Le stesse monotone e sterili domande, formulate con lo stesso tono, dando solo un’occhiata fugace alla persona, risuonavano alle mie orecchie come epiteti di pessimo gusto: non si muove o è itinerante , disorientato e confuso, incontinente con pannolone, di giorno e di notte, non deambula senza aiuto, operatore o ausili, non scende dal letto, non taglia la carne, non vede, non sente, non si lava, non si veste. Tutti uguali, Ernesto, Vera, Stella e anche Bice, che, prudenzialmente, visto l’inesorabile avanzare degli anni ed essendo sola, ha scelto di vivere in comunità per più agevolmente coltivare le sue amicizie, tra cui un medico che lavora in ospedale. Si è portata dei mobili da casa che, con un po’ di buona volontà e ingegno, siamo riusciti a sistemare in struttura, esce quanto e come vuole, si gestisce autonomamente la terapia, si è scelta il medico di famiglia, insomma conduce una vita completamente autonoma. Ma per l’ASL, per il solo fatto che vive in una residenza protetta è un NAP. Quando La geriatra mi ha chiesto la diagnosi di Bice, ho fatto scena muta. Poi, annaspando tra i fogli ho recuperato la scheda assistenziale all’ingresso che riportava che la sig.ra aveva un pace-maker e mi sono salvata in corner, anche se non ho saputo rispondere perché glielo avevano messo.
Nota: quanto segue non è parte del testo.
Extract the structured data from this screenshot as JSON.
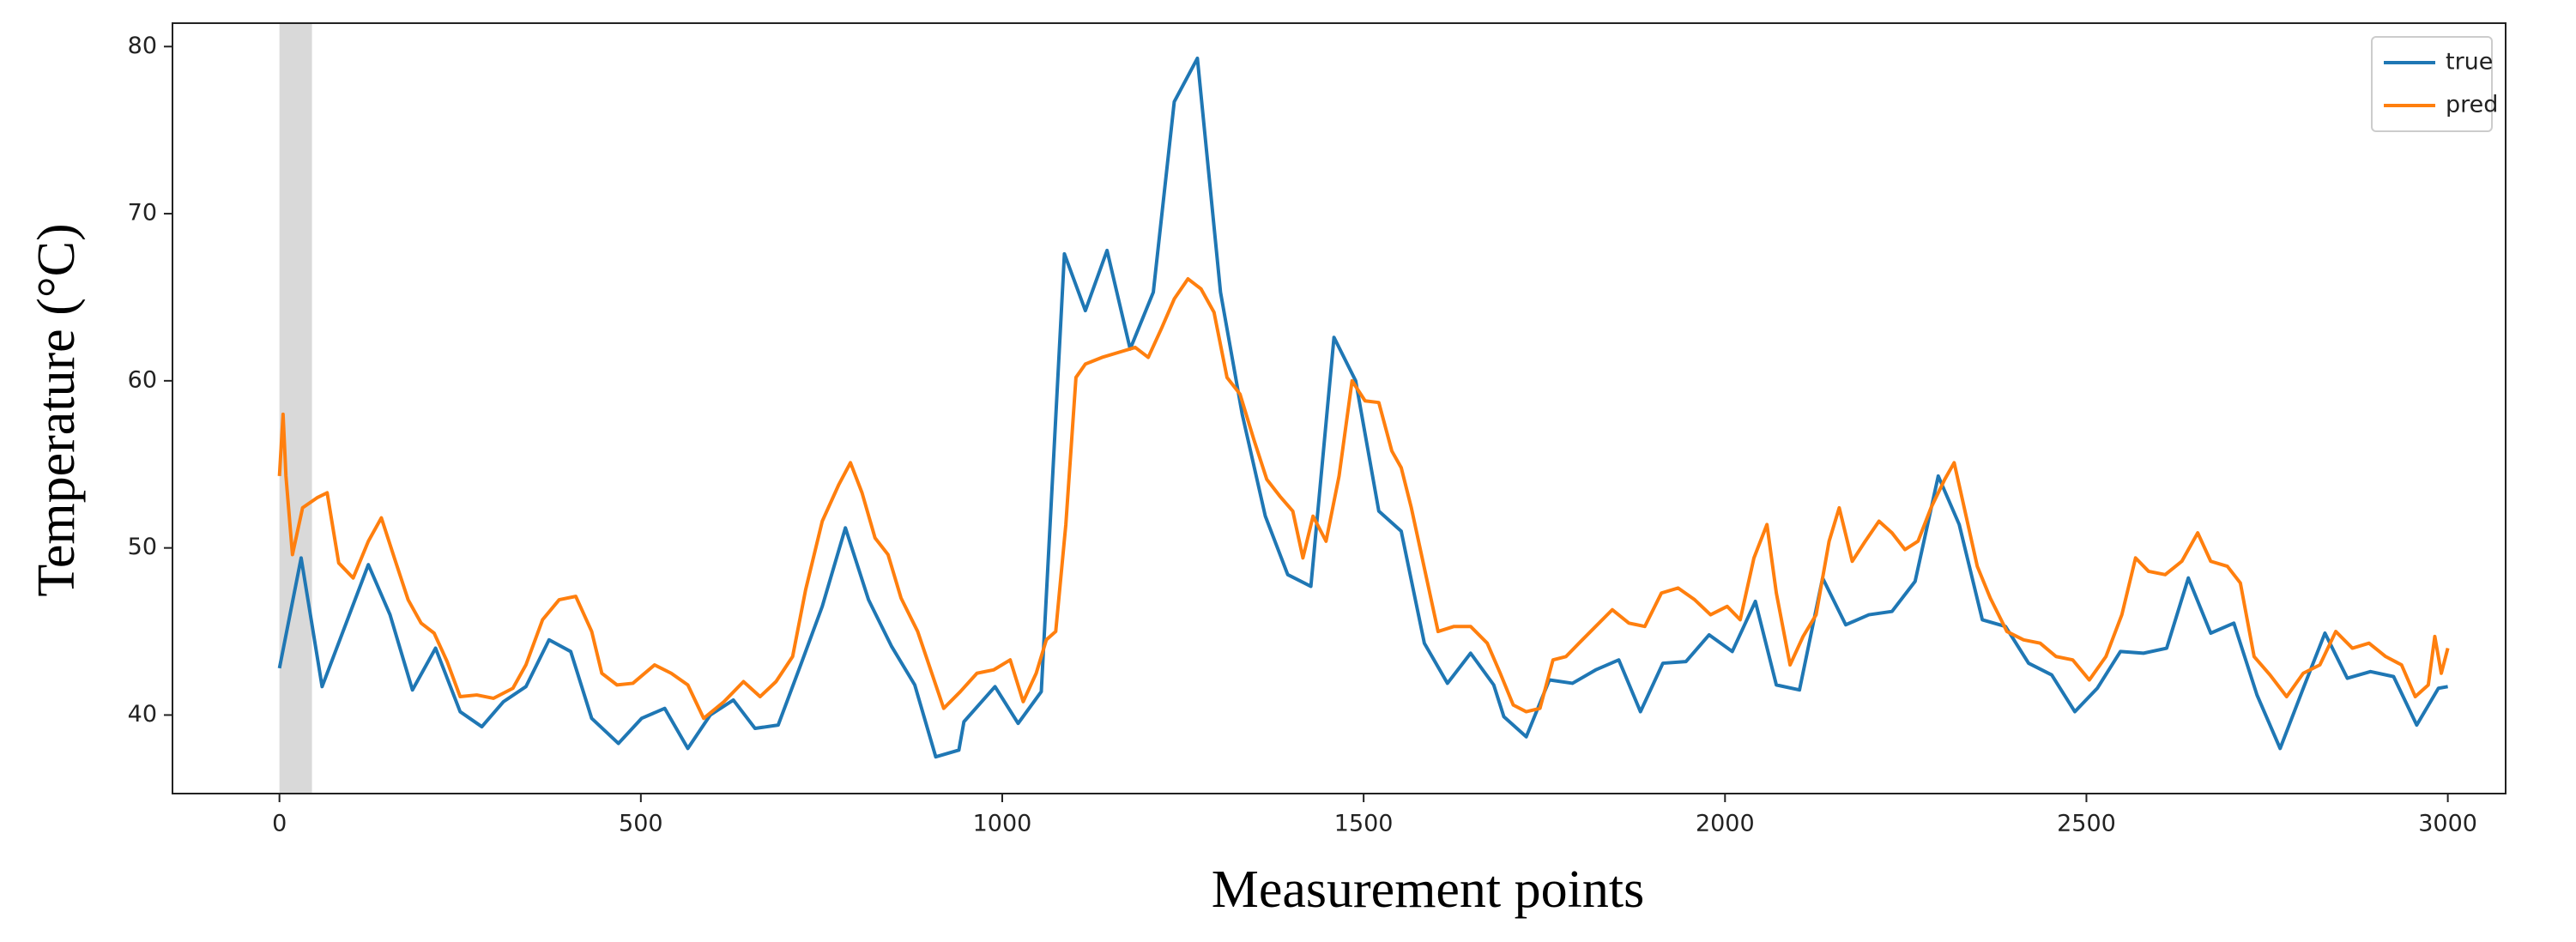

Poi il conteggio finale, 11 NAT e 13 NAP, in totale 24, anziché 25 perché Angela, che stava rientrando in quel momento dall’ospedale dove era stata operata di ernia strozzata, vale zero, uno zero che , in questo caso, significa nulla.
Poi il verbale.
Poi il minutaggio.
Mancano 3 ore al giorno di lavoro per gli addetti all’assistenza. E’ impossibile . Ma ormai, Maria Grazia ed io siamo talmente confuse e disorientate per non dire avvilite e stremate che non siamo più in grado di reagire. Scopriremo poco dopo che si tratta di un clamoroso errore di calcolo.
I numeri sono numeri, su questo non si discute, ma a me, questi numeri non piacciono proprio. Non hanno nulla a che vedere con gli studi di funzione che ti permettono di costruire parabole e grafici concreti, sono numeri ipocriti, sterili, imprevedibili, che non sai dove ti portino, né che significato abbiano, e che sembrano possedere solo potenzialità distruttive. Ti ostacolano, ti imprigionano, ti puniscono, ti fanno male e, quel che è peggio, si riversano negativamente su coloro ai quali dovrebbero essere rivolti per aiutarli. Un paradosso insopportabile.
Sono d’accordo con Euclide, le linee parallele non si incontrano mai, nemmeno all’infinito.